Today we have three of your stories, and a question about how to handle recurrent illnesses in your household while working full-time.
In My Strong Era
On February 21 you shared “Proud Mom of a Strong Girl,” and I thought: what a great phrase. So I started saying it to my daughter who just turned 2. I also started saying it to my husband and coworkers because, let’s face it, we all need to be reminded of those things.
Yesterday in my daughter’s day care report they said, “Madelyn was helpful in the early morning. She liked putting the plates and forks for everyone and getting the chairs ready. She was saying she was strong and can do it!” Of course I instantly started crying. Thank you for the inspiration! Let’s hope we can start a trend!
Our daughter (22 months) is very tall and heavy relative to the growth curve charts. We all know that the data model isn’t great, and that BMI is problematic, yet our pediatrician asked us to take her to an endocrinologist to get her checked out. We are waiting for results, but I just can’t not focus on the fact that the visit notes say that we were there to discuss “morbid obesity.” She has totally normal baby pudge, but she’s 3 feet tall and 41 pounds, which puts her off the charts for her age but perfectly in line with 4-year-olds.

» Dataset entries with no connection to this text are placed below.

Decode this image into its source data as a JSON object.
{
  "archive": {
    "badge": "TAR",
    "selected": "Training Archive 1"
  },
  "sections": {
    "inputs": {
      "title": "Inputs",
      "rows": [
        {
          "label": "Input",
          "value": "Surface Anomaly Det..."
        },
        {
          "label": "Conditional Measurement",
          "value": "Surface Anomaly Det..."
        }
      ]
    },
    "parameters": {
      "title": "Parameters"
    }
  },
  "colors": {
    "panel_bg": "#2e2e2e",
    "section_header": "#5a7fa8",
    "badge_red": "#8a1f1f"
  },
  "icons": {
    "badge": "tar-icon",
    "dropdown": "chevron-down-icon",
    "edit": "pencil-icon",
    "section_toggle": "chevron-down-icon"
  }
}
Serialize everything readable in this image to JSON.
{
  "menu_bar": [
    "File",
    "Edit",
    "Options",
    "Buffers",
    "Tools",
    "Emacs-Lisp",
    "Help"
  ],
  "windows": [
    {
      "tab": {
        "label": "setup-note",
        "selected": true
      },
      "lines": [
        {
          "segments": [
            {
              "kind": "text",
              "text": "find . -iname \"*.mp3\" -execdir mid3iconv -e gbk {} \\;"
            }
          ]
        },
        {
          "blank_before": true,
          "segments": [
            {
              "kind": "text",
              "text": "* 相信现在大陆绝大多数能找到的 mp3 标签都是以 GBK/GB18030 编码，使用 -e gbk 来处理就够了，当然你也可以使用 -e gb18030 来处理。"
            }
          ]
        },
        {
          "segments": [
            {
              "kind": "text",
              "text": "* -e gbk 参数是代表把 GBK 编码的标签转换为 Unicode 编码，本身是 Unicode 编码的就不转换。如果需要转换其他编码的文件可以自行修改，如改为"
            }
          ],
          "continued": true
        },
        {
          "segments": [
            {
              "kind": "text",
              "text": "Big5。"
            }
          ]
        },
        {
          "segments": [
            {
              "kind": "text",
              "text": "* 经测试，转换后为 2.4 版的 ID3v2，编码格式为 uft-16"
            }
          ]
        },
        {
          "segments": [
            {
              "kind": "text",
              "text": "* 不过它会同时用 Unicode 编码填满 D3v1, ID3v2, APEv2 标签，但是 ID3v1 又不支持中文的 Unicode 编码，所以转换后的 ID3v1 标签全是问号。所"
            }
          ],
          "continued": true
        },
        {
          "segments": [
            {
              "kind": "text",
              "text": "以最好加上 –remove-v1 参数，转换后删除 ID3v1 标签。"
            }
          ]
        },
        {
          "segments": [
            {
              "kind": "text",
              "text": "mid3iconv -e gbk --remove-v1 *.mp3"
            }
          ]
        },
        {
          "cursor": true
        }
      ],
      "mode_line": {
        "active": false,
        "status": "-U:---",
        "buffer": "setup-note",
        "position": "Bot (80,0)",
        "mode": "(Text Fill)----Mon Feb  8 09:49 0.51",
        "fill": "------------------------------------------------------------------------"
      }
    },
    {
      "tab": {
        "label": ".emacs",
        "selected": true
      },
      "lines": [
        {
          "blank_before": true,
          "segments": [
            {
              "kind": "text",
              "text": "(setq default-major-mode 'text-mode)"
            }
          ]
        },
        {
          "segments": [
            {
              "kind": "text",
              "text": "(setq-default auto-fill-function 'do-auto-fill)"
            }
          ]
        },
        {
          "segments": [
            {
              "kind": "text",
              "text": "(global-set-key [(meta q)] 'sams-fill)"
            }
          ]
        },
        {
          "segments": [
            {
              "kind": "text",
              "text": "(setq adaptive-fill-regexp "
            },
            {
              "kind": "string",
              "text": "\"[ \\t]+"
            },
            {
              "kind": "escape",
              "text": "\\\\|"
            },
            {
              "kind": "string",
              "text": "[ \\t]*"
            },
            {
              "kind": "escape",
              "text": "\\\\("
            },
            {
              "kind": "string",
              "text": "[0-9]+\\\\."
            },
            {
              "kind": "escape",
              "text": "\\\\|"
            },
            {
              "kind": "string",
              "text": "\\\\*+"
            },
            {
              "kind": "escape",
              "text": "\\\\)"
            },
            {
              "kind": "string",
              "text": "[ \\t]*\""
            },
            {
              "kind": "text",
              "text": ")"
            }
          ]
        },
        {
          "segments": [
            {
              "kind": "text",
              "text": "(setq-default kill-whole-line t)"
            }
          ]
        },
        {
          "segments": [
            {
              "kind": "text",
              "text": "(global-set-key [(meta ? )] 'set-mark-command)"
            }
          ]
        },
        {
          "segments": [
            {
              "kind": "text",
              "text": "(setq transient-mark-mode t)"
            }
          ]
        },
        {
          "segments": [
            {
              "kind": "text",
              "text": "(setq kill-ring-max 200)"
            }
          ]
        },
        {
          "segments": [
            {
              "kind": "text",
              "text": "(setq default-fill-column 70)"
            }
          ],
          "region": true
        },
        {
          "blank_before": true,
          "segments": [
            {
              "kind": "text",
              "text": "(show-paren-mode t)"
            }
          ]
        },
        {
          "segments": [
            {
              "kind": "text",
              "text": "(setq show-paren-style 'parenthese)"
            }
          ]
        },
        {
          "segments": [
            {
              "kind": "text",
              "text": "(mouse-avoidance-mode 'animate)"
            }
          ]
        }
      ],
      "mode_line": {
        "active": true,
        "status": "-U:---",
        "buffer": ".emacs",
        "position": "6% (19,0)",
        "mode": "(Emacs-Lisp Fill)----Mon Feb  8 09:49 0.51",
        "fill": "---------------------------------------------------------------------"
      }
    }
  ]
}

I know we want to be sure there isn’t anything wrong, but also — the tech/data here is a mess!
I happily gave up a career I loved as a chef to stay home with my now 2.5-year-old. But despite (or, I sometimes wonder, because of) my passion for food, his relationship with food has been rocky since we started solids. I followed all the intuitive-eating tricks from day one (offering loads of variety, not pressuring, etc.), but he’s never eaten much and is an extremely picky eater. This has become a real dark spot in parenting for me and taken something I always enjoyed and looked forward to so much about being a mom into an agonizing and painfully unrewarding chore, and has even made me have second thoughts about leaving my career.
My husband suggested we institute a once-a-month dinner where I can cook something I want to make, completely irrespective of what I think my son will eat or needs to eat. I thought he was crazy and this would only add more stress, but for our first month I whipped up a lovely spanakopita chock-full of spinach and Swiss chard. My son came home and started asking for a sandwich. I prepared for a tantrum when he saw what we were actually having, but then I thought: well, it has pastry on top and bottom — kind of a sandwich, right? So I presented him with a “sandwich,” and he ate the most he’s eaten in days! I’ve never been happier for my husband to be right.
This week’s reader question
How do you and your partner work full-time through recurrent illnesses? Do you keep forging ahead and work at 3 a.m. in between puking? Did one of you move to part-time work? Did your jobs accommodate more time off to recover, even if it came out of your paycheck?